Don't call Darth Nihilus "the face" of KOTOR 2 around Chris Avellone, though. He doesn't like that. "One pet peeve I've always had about the Nihilus [art] that sometimes people use is there was never intended to be any hint of what was beyond the mask, so every time I see the Nihilus picture and there's the outline of his nose behind the mask, I freak out! It's supposed to be a void - that's the metaphor of what he is, so it drives me crazy when they try and imply that he's human."

A small voice, that of lead concept artist Brian Menze, interjects. He drew that nose for a magazine cover way back when. "Chris didn't like it but he went soft on me that day and let it go," he says. "I wish he would have stopped me because we probably wouldn't be in this predicament any more if he had." Nevertheless, Menze earned lasting prestige by creating Nihilus, a concept created and greenlit in all of 15 minutes. "That character has gone on to be bigger than the game we created, and I'm very thankful for that."

"...it drives me crazy when they try and imply that he's human."

Chris Avellone
Darth Nihilus, the Lord of Hunger.

Darth Sion, Lord of Pain, took much longer to get right. Typically Brian Menze didn't have time to dilly-dally because he was modelling the characters as well, so he usually sketched them quickly and roughly. But he couldn't get Sion - a corroding immortal whose excruciating pain was caused by the very anger and hatred holding him together - to Avellone's liking (Avellone having been inspired by a stone demon dying in anime Ninja Scroll). The pair had "a great many" conversations about how to get him right.
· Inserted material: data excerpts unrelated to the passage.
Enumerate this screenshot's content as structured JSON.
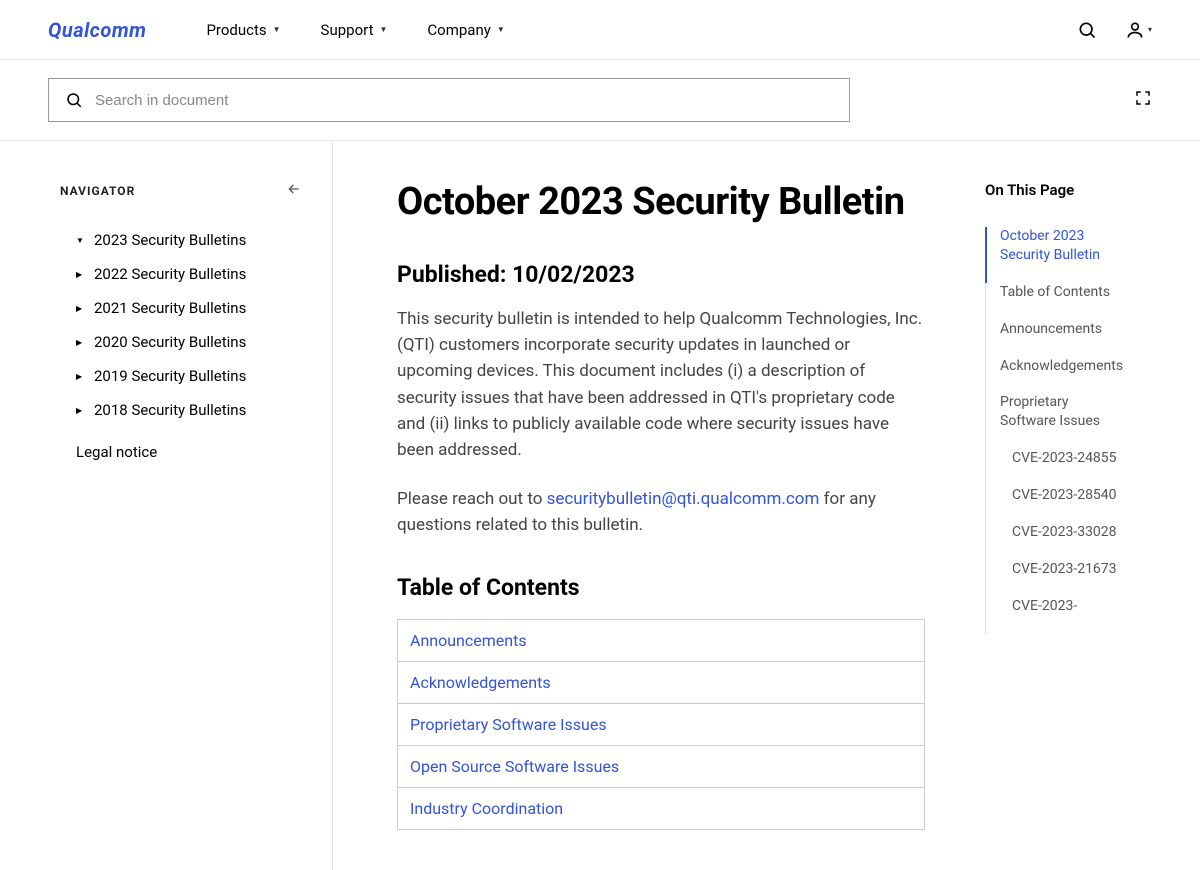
{
  "brand": "Qualcomm",
  "nav": {
    "products": "Products",
    "support": "Support",
    "company": "Company"
  },
  "docSearch": {
    "placeholder": "Search in document"
  },
  "sidebar": {
    "title": "NAVIGATOR",
    "items": [
      {
        "label": "2023 Security Bulletins",
        "open": true
      },
      {
        "label": "2022 Security Bulletins",
        "open": false
      },
      {
        "label": "2021 Security Bulletins",
        "open": false
      },
      {
        "label": "2020 Security Bulletins",
        "open": false
      },
      {
        "label": "2019 Security Bulletins",
        "open": false
      },
      {
        "label": "2018 Security Bulletins",
        "open": false
      }
    ],
    "legal": "Legal notice"
  },
  "article": {
    "title": "October 2023 Security Bulletin",
    "published": "Published: 10/02/2023",
    "p1": "This security bulletin is intended to help Qualcomm Technologies, Inc. (QTI) customers incorporate security updates in launched or upcoming devices. This document includes (i) a description of security issues that have been addressed in QTI's proprietary code and (ii) links to publicly available code where security issues have been addressed.",
    "p2a": "Please reach out to ",
    "p2link": "securitybulletin@qti.qualcomm.com",
    "p2b": " for any questions related to this bulletin.",
    "tocTitle": "Table of Contents",
    "tocItems": [
      "Announcements",
      "Acknowledgements",
      "Proprietary Software Issues",
      "Open Source Software Issues",
      "Industry Coordination"
    ]
  },
  "onpage": {
    "title": "On This Page",
    "items": [
      {
        "label": "October 2023 Security Bulletin",
        "active": true,
        "sub": false
      },
      {
        "label": "Table of Contents",
        "active": false,
        "sub": false
      },
      {
        "label": "Announcements",
        "active": false,
        "sub": false
      },
      {
        "label": "Acknowledgements",
        "active": false,
        "sub": false
      },
      {
        "label": "Proprietary Software Issues",
        "active": false,
        "sub": false
      },
      {
        "label": "CVE-2023-24855",
        "active": false,
        "sub": true
      },
      {
        "label": "CVE-2023-28540",
        "active": false,
        "sub": true
      },
      {
        "label": "CVE-2023-33028",
        "active": false,
        "sub": true
      },
      {
        "label": "CVE-2023-21673",
        "active": false,
        "sub": true
      },
      {
        "label": "CVE-2023-",
        "active": false,
        "sub": true
      }
    ]
  }
}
"We were trying to imagine how you would have some guy who was literally telekinetically holding himself together," says Avellone, "and trying to get the feel of having those small pieces of his body actually orbiting around him. We were trying to get the engine to pull that off. And me and Brian went through many frustrations trying to get that correct, and I'm not sure if it ever exactly turned out the way we wanted it to.

"No, not really," adds Menze. "The engine just couldn't do it." That's how Darth Sion ended up looking more human than originally intended - a bit like a decomposing monk.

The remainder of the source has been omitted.